Em um futuro próximo, a
relação com as celebridades será tão obsessiva que todos desejarão entrar em
"comunhão biológica" comprando vírus e enfermidades exclusivas dos
famosos e comendo carne processada com células de seus ídolos. Assistindo
ao filme canadense “Antiviral” (2012) percebemos que o diretor Branon Cronenberg sugere o
elemento religioso por trás da nossa civilização das imagens e das celebridades.
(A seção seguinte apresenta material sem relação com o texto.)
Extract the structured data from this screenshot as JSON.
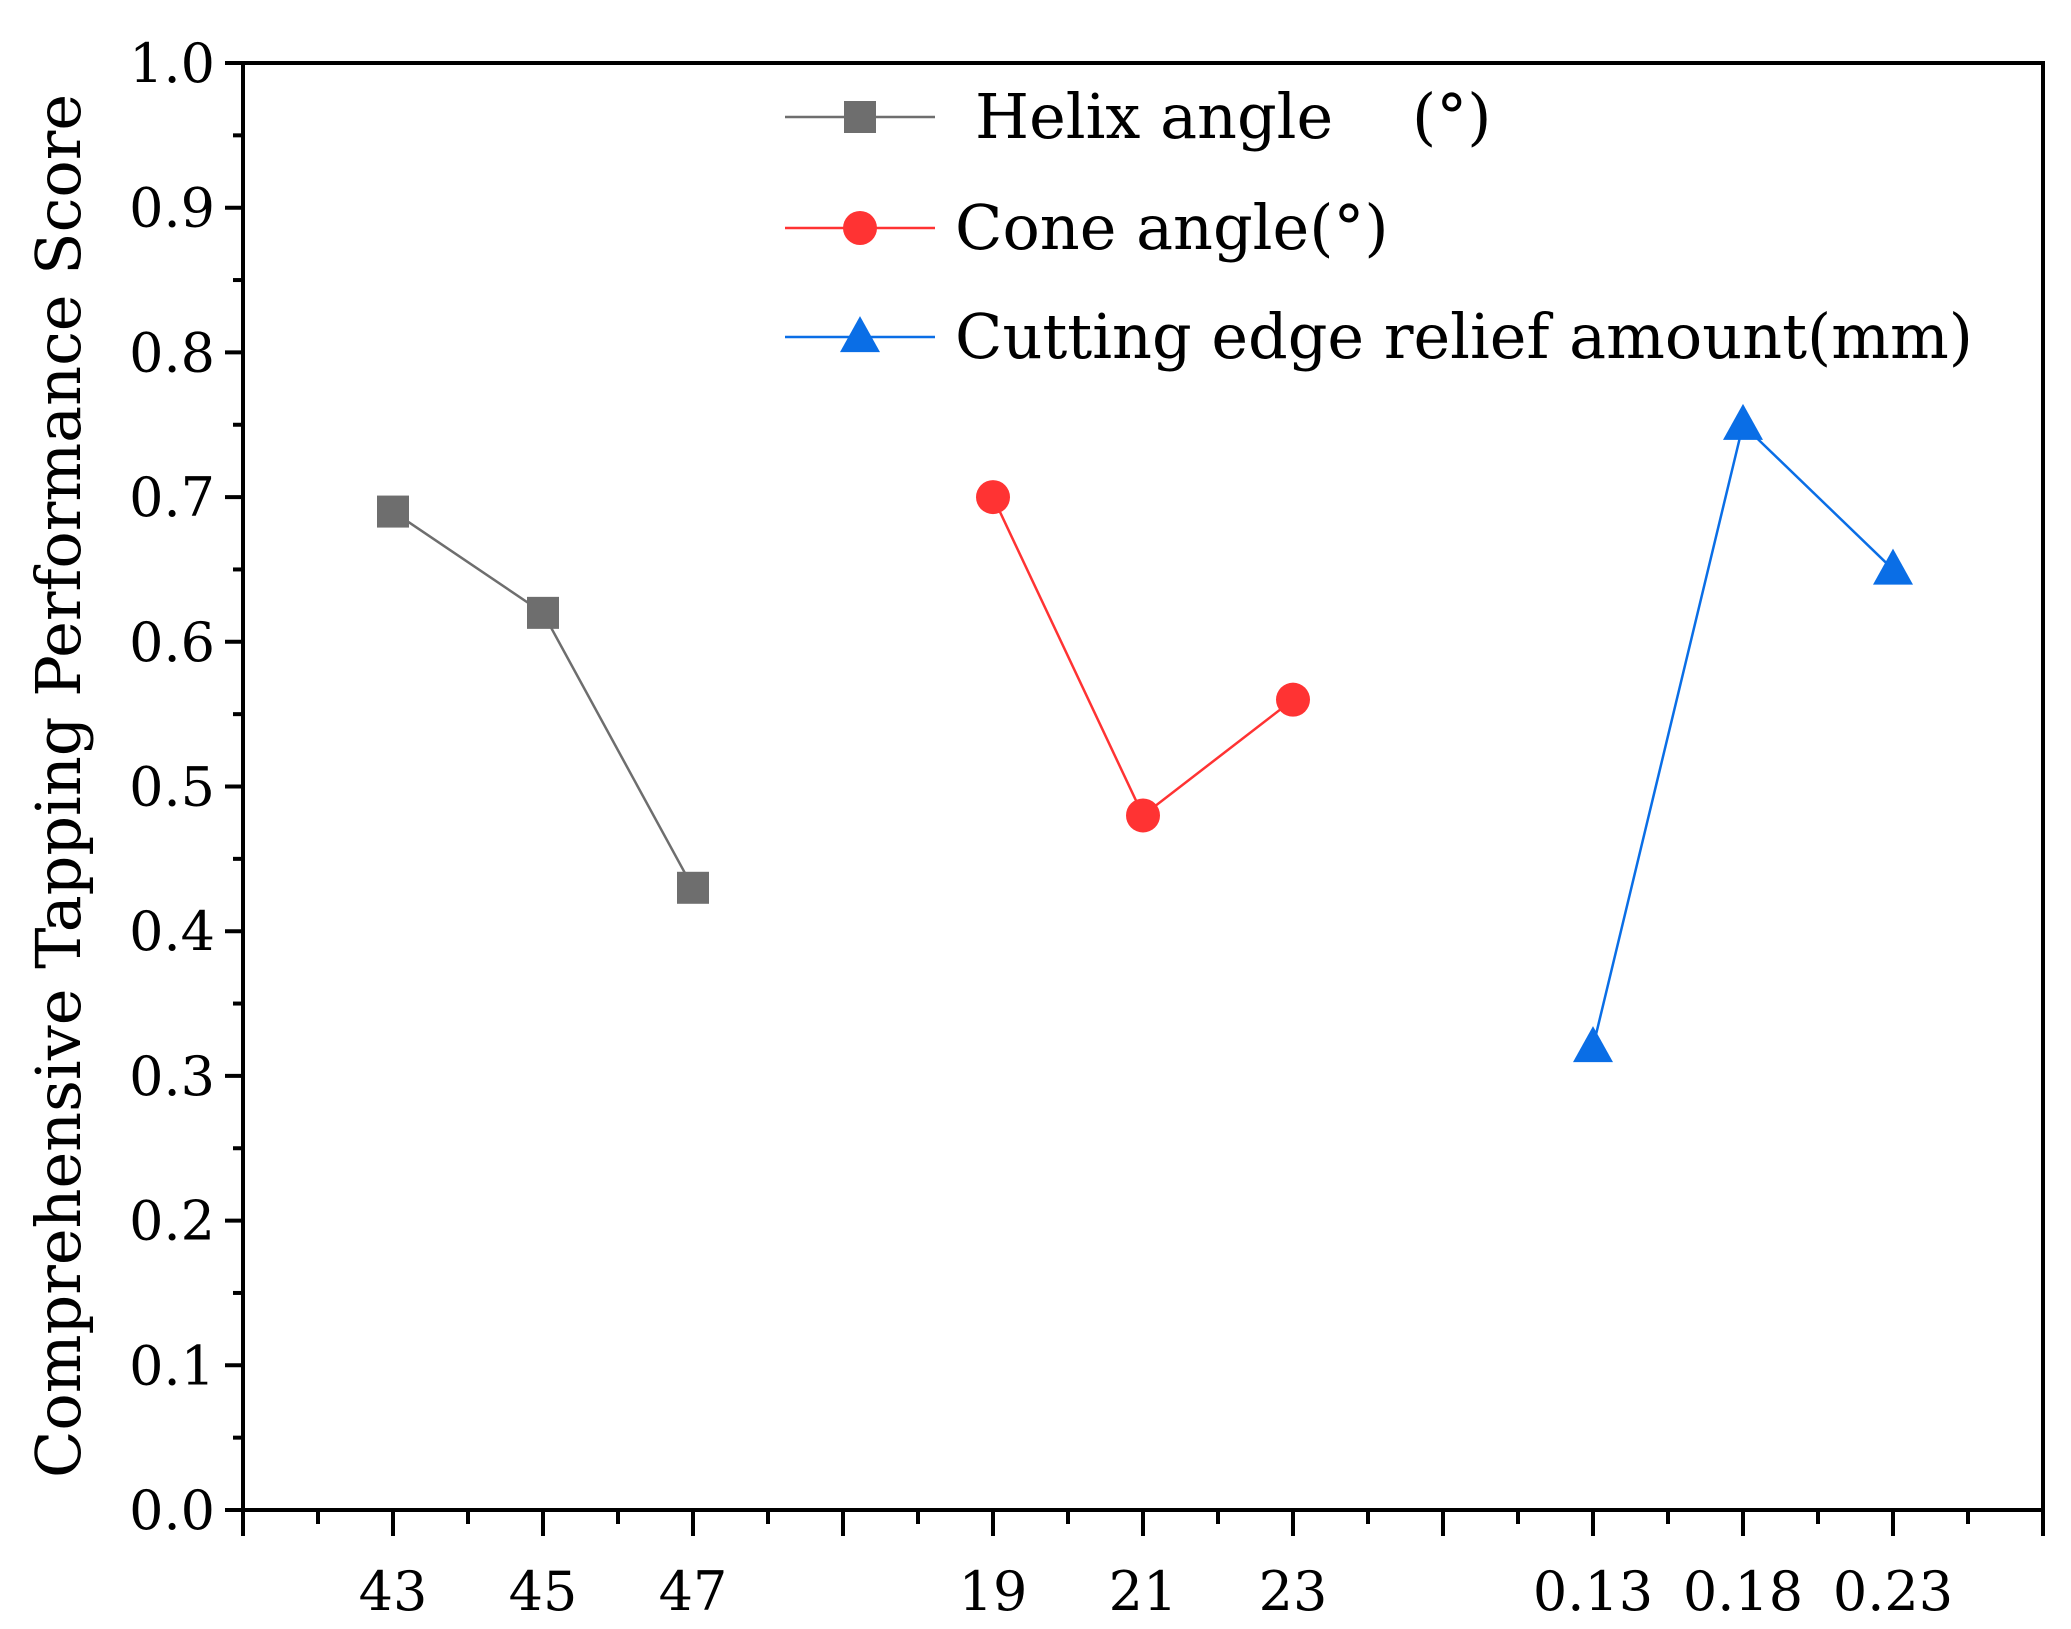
{
  "chart_data": {
    "type": "line",
    "title": "",
    "ylabel": "Comprehensive Tapping Performance Score",
    "xlabel": "",
    "ylim": [
      0.0,
      1.0
    ],
    "yticks": [
      "0.0",
      "0.1",
      "0.2",
      "0.3",
      "0.4",
      "0.5",
      "0.6",
      "0.7",
      "0.8",
      "0.9",
      "1.0"
    ],
    "x_slots": [
      "43",
      "45",
      "47",
      "",
      "19",
      "21",
      "23",
      "",
      "0.13",
      "0.18",
      "0.23"
    ],
    "legend_position": "top-right",
    "series": [
      {
        "name": "Helix angle    (°)",
        "color": "#6e6e6e",
        "marker": "square",
        "categories": [
          "43",
          "45",
          "47"
        ],
        "values": [
          0.69,
          0.62,
          0.43
        ]
      },
      {
        "name": "Cone angle(°)",
        "color": "#ff3333",
        "marker": "circle",
        "categories": [
          "19",
          "21",
          "23"
        ],
        "values": [
          0.7,
          0.48,
          0.56
        ]
      },
      {
        "name": "Cutting edge relief amount(mm)",
        "color": "#0a6ee6",
        "marker": "triangle",
        "categories": [
          "0.13",
          "0.18",
          "0.23"
        ],
        "values": [
          0.32,
          0.75,
          0.65
        ]
      }
    ]
  }
}
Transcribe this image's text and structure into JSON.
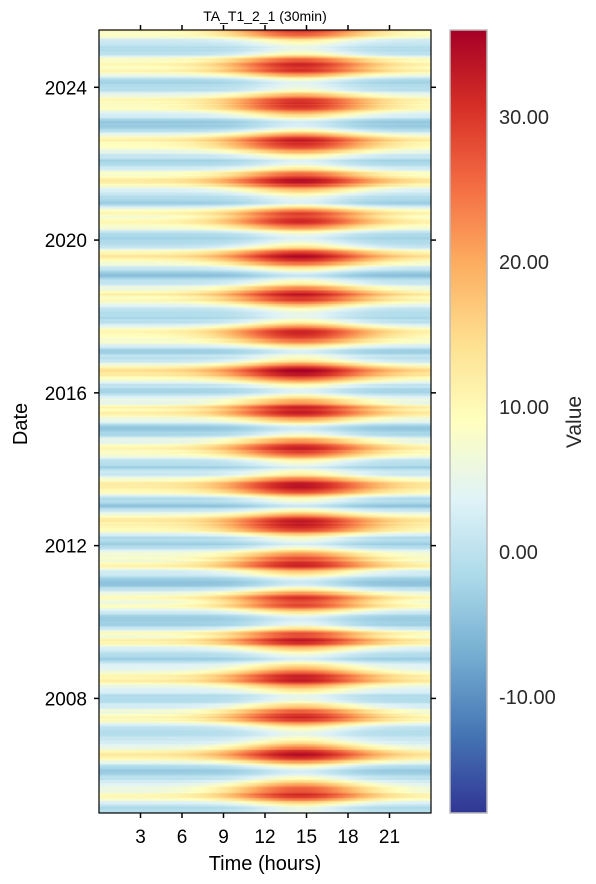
{
  "chart_data": {
    "type": "heatmap",
    "title": "TA_T1_2_1 (30min)",
    "xlabel": "Time (hours)",
    "ylabel": "Date",
    "x_range_hours": [
      0,
      24
    ],
    "x_ticks": [
      3,
      6,
      9,
      12,
      15,
      18,
      21
    ],
    "x_tick_labels": [
      "3",
      "6",
      "9",
      "12",
      "15",
      "18",
      "21"
    ],
    "x_resolution_minutes": 30,
    "y_range_years": [
      2005.0,
      2025.5
    ],
    "y_ticks": [
      2008,
      2012,
      2016,
      2020,
      2024
    ],
    "y_tick_labels": [
      "2008",
      "2012",
      "2016",
      "2020",
      "2024"
    ],
    "summer_peak_years": [
      2005,
      2006,
      2007,
      2008,
      2009,
      2010,
      2011,
      2012,
      2013,
      2014,
      2015,
      2016,
      2017,
      2018,
      2019,
      2020,
      2021,
      2022,
      2023,
      2024,
      2025
    ],
    "approx_summer_afternoon_max": 33,
    "approx_winter_night_min": -2,
    "colorbar": {
      "label": "Value",
      "range": [
        -18,
        36
      ],
      "ticks": [
        -10,
        0,
        10,
        20,
        30
      ],
      "tick_labels": [
        "-10.00",
        "0.00",
        "10.00",
        "20.00",
        "30.00"
      ],
      "colormap": "RdYlBu_r",
      "colors": [
        "#313695",
        "#4575b4",
        "#74add1",
        "#abd9e9",
        "#e0f3f8",
        "#ffffbf",
        "#fee090",
        "#fdae61",
        "#f46d43",
        "#d73027",
        "#a50026"
      ]
    },
    "grid": false,
    "legend": "colorbar-right"
  }
}
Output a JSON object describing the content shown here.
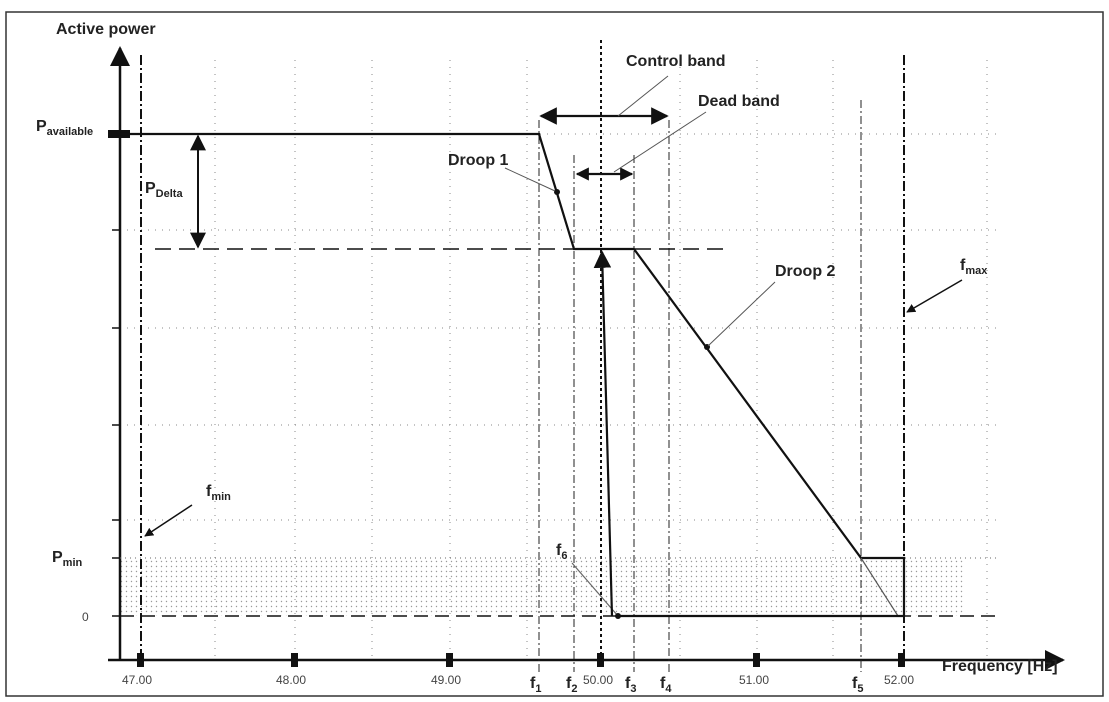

Mais precisamente, o mistério do “dogma revelado” (a misteriosa união entre o
Verbo e a carne representada por Jesus Cristo) estaria motivando todo o culto
fetichista pelas imagens na atual indústria do entretenimento, mas dessa vez
não mais por meio de uma comunhão simbólica através da hóstia e vinho, mas
agora por meios tecnológicos e mortais.
Na Bíblia o Evangelho Segundo
João nos oferece dois versículos que são fundamentais para entendermos os
mecanismos arquetípicos presentes na atual cultura das celebridades repercutida
pela civilização das imagens: “E o Verbo se fez carne”, diz o versículo 14 do
capítulo primeiro; “Eu sou o pão vivo que desceu do
céu; se alguém dele comer, viverá eternamente; e o pão que eu darei pela vida
do mundo é a minha carne. Disputavam, pois, os judeus entre si, dizendo: Como
pode este dar-nos a comer a sua própria carne? Respondeu-lhes Jesus: Em
verdade, em verdade vos digo: se não comerdes a carne do Filho do Homem e não
beberdes o seu sangue, não tendes vida em vós mesmos”, versículos 51-71 do
capítulo 6.
Se o
pesquisador em Midiologia, o francês Regis Debray, estiver certo de que há uma
linha de continuidade entre a civilização das imagens atual e os Concílio de
Nicéia no ano 787 que estabeleceu o mistério da Encarnação de Cristo (o Eterno
que se tornou carne, o Infinito que se tornou finito) e a representação do
Invisível por meio de imagens, então Hollywood deveria erguer uma estátua em
homenagem a São João.
O
cristianismo é a única das três religiões monoteístas que ousou mostrar imagens
antropomórficas do Criador e a “visão beatífica”, o êxtase da contemplação por
meio das imagens. E o culto de Jesus Cristo que permitiu tratar o Eterno como
fosse uma pessoa utilizando cinzel ou pincel. Com Javé ou Maomé no comando da
cultura Ocidental, certamente não teríamos Hollywood, cinema, fotografia e toda
a civilização das imagens. Pelos menos não na configuração atual, como culto
fetichista de celebridades.
Brandon
Cronenberg no filme “Antiviral” vai ao âmago dessa natureza religiosa de toda
sedução pelas imagens: se no cristianismo a comunhão com Cristo é feita de uma
forma simbólica por meio da Eucaristia, aqui a comunhão com a “visão beatífica”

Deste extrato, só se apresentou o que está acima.